2. in Aliyaru Ayyan v Krishnan Keshavan (1952 K. L. T. 110) a Division Bench of the Travancore Cochin High Court has held that when a formal order of confirmation of sale is challenged by a subsequent application imperiling the fate of the confirmation, the order on the subsequent application will mark the starting point for limitation; and that the sale becomes absolute within the meaning of Art. 180 of the Indian Limitation Act only when the defendant''s application to set aside the ex parte decree passed in the suit is dismissed. The counsel of the appellant argues that in the cited ruling the application to set aside the ex parte decree was already pending before the confirmation of the sale, so that, until that petition was disposed of, limitation could not run against delivery of possession. The counsel continues that in a case like the one before me, where the application to set aside the sale was filed after the confirmation of the sale, the decision cited above will have no application.
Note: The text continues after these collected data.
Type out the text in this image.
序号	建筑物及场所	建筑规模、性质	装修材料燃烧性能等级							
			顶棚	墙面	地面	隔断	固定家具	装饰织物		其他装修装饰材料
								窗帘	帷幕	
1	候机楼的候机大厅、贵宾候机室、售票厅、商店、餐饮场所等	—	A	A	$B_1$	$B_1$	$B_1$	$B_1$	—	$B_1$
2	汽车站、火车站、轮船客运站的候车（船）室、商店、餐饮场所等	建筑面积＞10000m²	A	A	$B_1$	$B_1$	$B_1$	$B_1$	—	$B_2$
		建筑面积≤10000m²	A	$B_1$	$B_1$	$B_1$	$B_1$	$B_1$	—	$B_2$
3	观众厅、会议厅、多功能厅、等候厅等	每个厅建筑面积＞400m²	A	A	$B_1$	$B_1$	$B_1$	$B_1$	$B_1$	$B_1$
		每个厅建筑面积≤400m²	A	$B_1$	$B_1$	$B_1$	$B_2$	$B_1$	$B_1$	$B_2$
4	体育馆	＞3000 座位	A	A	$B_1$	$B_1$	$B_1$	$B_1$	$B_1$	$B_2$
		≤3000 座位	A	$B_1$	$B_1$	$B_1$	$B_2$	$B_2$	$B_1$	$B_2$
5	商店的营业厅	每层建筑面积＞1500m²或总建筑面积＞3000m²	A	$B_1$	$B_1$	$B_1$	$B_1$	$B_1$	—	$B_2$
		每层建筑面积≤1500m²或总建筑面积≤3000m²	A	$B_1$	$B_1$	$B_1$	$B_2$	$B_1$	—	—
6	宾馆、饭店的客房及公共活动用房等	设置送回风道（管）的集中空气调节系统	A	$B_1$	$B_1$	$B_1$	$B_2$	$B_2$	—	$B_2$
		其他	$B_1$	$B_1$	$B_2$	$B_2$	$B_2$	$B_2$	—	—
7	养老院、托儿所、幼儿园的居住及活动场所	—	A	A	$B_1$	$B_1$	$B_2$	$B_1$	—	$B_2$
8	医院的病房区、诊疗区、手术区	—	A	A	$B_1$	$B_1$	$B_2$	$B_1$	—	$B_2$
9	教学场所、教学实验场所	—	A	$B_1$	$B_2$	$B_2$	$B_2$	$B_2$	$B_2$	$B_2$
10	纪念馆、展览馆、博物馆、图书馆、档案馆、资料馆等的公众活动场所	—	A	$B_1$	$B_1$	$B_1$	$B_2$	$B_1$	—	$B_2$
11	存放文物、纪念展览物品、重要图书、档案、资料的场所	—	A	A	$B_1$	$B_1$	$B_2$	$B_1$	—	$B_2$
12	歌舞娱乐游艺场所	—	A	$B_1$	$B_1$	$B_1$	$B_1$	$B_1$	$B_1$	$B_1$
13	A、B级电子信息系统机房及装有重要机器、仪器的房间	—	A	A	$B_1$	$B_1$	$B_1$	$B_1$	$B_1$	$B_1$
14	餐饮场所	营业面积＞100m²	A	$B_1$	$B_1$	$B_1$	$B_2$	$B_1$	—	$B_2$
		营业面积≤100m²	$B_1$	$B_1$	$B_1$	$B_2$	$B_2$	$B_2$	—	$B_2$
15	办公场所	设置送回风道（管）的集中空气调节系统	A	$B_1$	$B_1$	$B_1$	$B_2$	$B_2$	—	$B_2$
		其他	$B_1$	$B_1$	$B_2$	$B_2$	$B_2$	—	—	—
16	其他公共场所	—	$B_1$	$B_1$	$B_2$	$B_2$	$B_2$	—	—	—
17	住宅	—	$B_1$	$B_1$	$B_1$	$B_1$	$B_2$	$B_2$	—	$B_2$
3. One of the decisions considered in the above ruling is the Privy Council decision in
4. In the Privy Council ruling Their Lordships have approvingly referred to the Full Bench decision of the Madras High Court in Muthu Korakki Chetty v Mahomed Madar Ammal (A. I. R. 1920 Mad. 1). In that case, after the confirmation of sale, an application for setting it aside was filed; and the Full Bench has held that the sale should be held to have become absolute only on the date when the application for setting it aside was disposed of.
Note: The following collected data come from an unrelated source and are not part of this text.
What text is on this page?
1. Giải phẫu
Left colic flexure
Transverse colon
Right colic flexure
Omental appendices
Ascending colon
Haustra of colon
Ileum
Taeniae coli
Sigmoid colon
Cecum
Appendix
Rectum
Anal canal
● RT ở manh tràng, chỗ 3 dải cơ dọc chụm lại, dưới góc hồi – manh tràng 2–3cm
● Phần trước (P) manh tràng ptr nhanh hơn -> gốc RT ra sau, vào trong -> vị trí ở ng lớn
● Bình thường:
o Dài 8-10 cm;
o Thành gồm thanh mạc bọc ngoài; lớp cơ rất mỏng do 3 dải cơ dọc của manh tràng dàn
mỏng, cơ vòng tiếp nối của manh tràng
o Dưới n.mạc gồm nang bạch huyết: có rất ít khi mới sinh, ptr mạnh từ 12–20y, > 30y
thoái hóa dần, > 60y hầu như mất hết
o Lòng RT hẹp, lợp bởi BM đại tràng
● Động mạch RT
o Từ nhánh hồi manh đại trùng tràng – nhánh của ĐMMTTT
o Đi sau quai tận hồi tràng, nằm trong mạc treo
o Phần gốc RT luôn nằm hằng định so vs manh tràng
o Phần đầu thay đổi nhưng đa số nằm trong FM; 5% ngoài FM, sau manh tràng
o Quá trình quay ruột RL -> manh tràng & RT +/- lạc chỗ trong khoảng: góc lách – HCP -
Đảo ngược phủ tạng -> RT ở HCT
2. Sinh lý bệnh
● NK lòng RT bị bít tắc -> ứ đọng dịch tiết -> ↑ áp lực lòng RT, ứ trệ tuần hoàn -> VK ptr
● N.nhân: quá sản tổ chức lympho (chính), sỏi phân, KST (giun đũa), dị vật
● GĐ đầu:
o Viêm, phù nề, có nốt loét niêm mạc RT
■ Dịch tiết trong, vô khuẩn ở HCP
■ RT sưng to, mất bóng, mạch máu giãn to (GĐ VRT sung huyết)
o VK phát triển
5. Mr. T. K. Narayana Pillai, the counsel of the appellant, seeks to point out that in the Madras case the application for setting aside the sale was not dismissed in its entirety and that fact would make a difference. But the judgment of the Full Bench itself shows that the fact that the sale was set aside in respect of some of the items included therein and upheld as regards the other items should make no difference as to the application of Art. 180. Therefore, nothing turns on the distinction pointed out by the counsel of the appellant. Thus it is clear that if an application to set aside a sale under the CPC is admitted after the statutory period for confirmation of the sale and after the sale has been confirmed, limitation under Art. 180 commences only on the date of disposal of that application.
6. The only further question is whether this principle can be applied to a case arising u/s 22 of Act XXXI of 1958. I do not know why the same principle should not be applied to a case coming u/s 22 of Act XXXI of 1958. By that provision the judgment-debtor is given a right to have the sale set aside. Of course, he need seek to set aside the sale only during the time when the cause of action of the decree-holder for filing an application for delivery of possession is subsisting and if he files the application and if it is ultimately dismissed, I do not find any reason why a new period of limitation should not commence from the date of disposal of that application, similar to the case of an application for setting aside the sale under the Code of Civil Procedure.
7. In the aforesaid view, I confirm the decision of the lower courts and dismiss the second appeal with costs. Mr. Narayanan Pillai prays for leave to appeal to a Division Bench. Since the question, whether the principle applicable to an application for setting aside a sale under the CPC applies to an application u/s 22 of Act XXXI of 1958, is an important question, I grant leave.